自分に自信がないと「しない」人間が不快に

 7の「誰の悪影響も受けない」というのは、それが「悪」かどうかは知るのがむつかしい。しかしたいていの場合、「みんながやっているから」という理由でやることは、あまり喜ばしいことではない。本人もそのことは薄々わかっているのだが、「だってみんなやってるではないか」という理由がその後ろめたさを消してくれると思っている。

 かつてドコモのCMで、大竹しのぶが高齢者向けの携帯電話をもって、「みんなはじめてますよ」というのがあった。「みんな」という言葉を使ったソフトな脅迫である。

「みんな」がやっていることをしない、ということは案外楽ではない。余計なお世話なのに、なんでやんないの? とかいわれてしまうのだ。「する」多数の人間は、自分たちは多数勢力だということに力を得て、「しない」少数の人間を下に見る。

 しかし「する」自分に自信がもてないと、「しない」人間がいることで自分が否定されていると感じ、不快になる。だから仲間に引きずり込もうとする。それができなければ無視し、排除しようとするのである。

 こういう「しない」10か条が意味を持つのは、たいていの人が、いつまでも失敗にこだわり、嫌々ながらネガティブな人とだらだら付き合い、自分の言動に自信がなく、だからこそ相手に謝罪だけは執拗に求め、自分を憐み、他人を恨み、簡単に世の風潮に流され、そのくせ匿名で人の批判だけし、なにをやっても三日坊主で飽きやすく、過剰に悲観的になりがちだからである。

 つまり、そんな自分に甘え放題という人が多すぎるのだ。

「自分の考え」を持つことが必要

 人はしても自分はしない、ということを貫き通すためには、自分なりの考えや決め事(原則)が必要である。原則といってもべつに大げさなことではない。

 サッカーの長谷部誠選手は、「僕は愚痴を言わないようにしている」といっている。なぜなら愚痴は「何も生み出さないし、まわりで聞いている人の気分も良くない」からである。たったこれだけでも立派な原則だ。これは2の「ネガティブな人とは付き合わない」と関連する。長谷部は、自分が「ネガティブ」な人間にならないと決めたのである。

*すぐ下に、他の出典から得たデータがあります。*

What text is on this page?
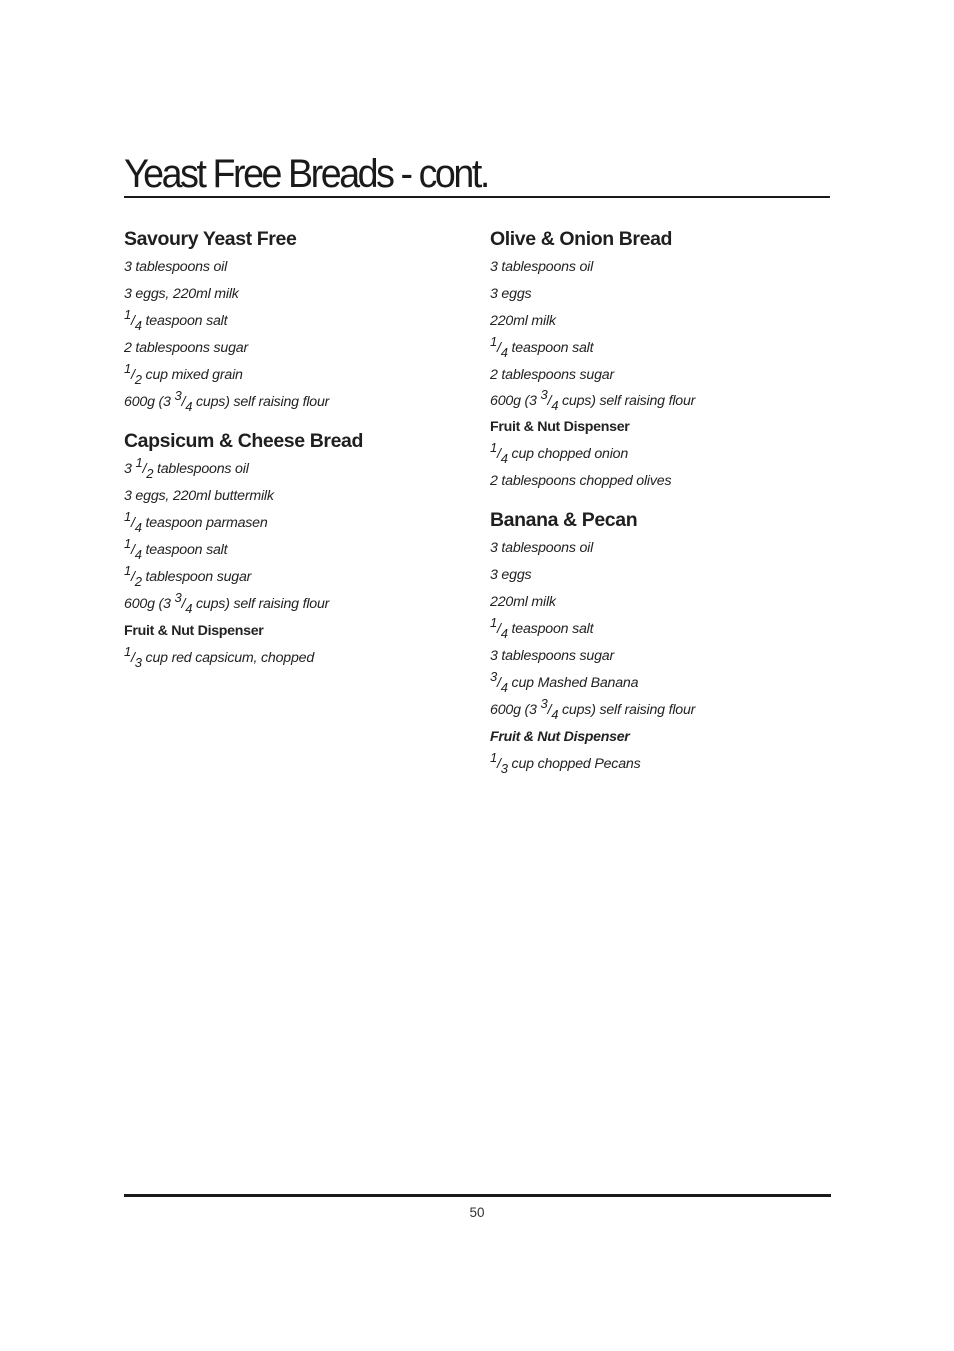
Yeast Free Breads - cont.
Savoury Yeast Free
3 tablespoons oil
3 eggs, 220ml milk
$^1/_4$ teaspoon salt
2 tablespoons sugar
$^1/_2$ cup mixed grain
600g (3 $^3/_4$ cups) self raising flour
Capsicum & Cheese Bread
3 $^1/_2$ tablespoons oil
3 eggs, 220ml buttermilk
$^1/_4$ teaspoon parmasen
$^1/_4$ teaspoon salt
$^1/_2$ tablespoon sugar
600g (3 $^3/_4$ cups) self raising flour
Fruit & Nut Dispenser
$^1/_3$ cup red capsicum, chopped
Olive & Onion Bread
3 tablespoons oil
3 eggs
220ml milk
$^1/_4$ teaspoon salt
2 tablespoons sugar
600g (3 $^3/_4$ cups) self raising flour
Fruit & Nut Dispenser
$^1/_4$ cup chopped onion
2 tablespoons chopped olives
Banana & Pecan
3 tablespoons oil
3 eggs
220ml milk
$^1/_4$ teaspoon salt
3 tablespoons sugar
$^3/_4$ cup Mashed Banana
600g (3 $^3/_4$ cups) self raising flour
Fruit & Nut Dispenser
$^1/_3$ cup chopped Pecans
50
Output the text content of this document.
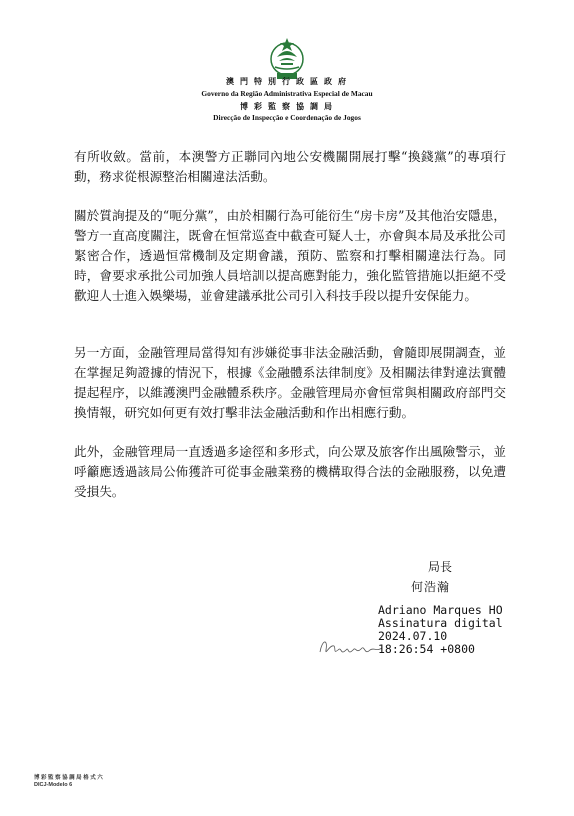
澳 門 特 別 行 政 區 政 府
Governo da Região Administrativa Especial de Macau
博 彩 監 察 協 調 局
Direcção de Inspecção e Coordenação de Jogos

有所收斂。當前，本澳警方正聯同內地公安機關開展打擊“換錢黨”的專項行動，務求從根源整治相關違法活動。

關於質詢提及的“呃分黨”，由於相關行為可能衍生“房卡房”及其他治安隱患，警方一直高度關注，既會在恒常巡查中截查可疑人士，亦會與本局及承批公司緊密合作，透過恒常機制及定期會議，預防、監察和打擊相關違法行為。同時，會要求承批公司加強人員培訓以提高應對能力，強化監管措施以拒絕不受歡迎人士進入娛樂場，並會建議承批公司引入科技手段以提升安保能力。

另一方面，金融管理局當得知有涉嫌從事非法金融活動，會隨即展開調查，並在掌握足夠證據的情況下，根據《金融體系法律制度》及相關法律對違法實體提起程序，以維護澳門金融體系秩序。金融管理局亦會恒常與相關政府部門交換情報，研究如何更有效打擊非法金融活動和作出相應行動。

此外，金融管理局一直透過多途徑和多形式，向公眾及旅客作出風險警示，並呼籲應透過該局公佈獲許可從事金融業務的機構取得合法的金融服務，以免遭受損失。

局長
何浩瀚
Adriano Marques HO
Assinatura digital
2024.07.10
18:26:54 +0800
博 彩 監 察 協 調 局 格 式 六
DICJ-Modelo 6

 かれはまた、酒を飲むとその人間の本音を引き出せる、という風潮を好まない。「お酒の力を借りないと本音を言い合えないという関係がそもそも嫌だし、そんな状態で出てきた本音に価値を見出せない」という。その他、「僕はITの恩恵を最小限に受けつつ、あえてアナログ的な時間の過ごし方を大事にしていきたい」ともいっている(『心を整える。勝利をたぐり寄せるための56の習慣』幻冬舎文庫)。

 サッカー技術もさることながら、長谷部選手は自分の考えをはっきり持っているのであり、だからこそかれはドイツサッカー界で信頼され、独自の地位を築いているのである。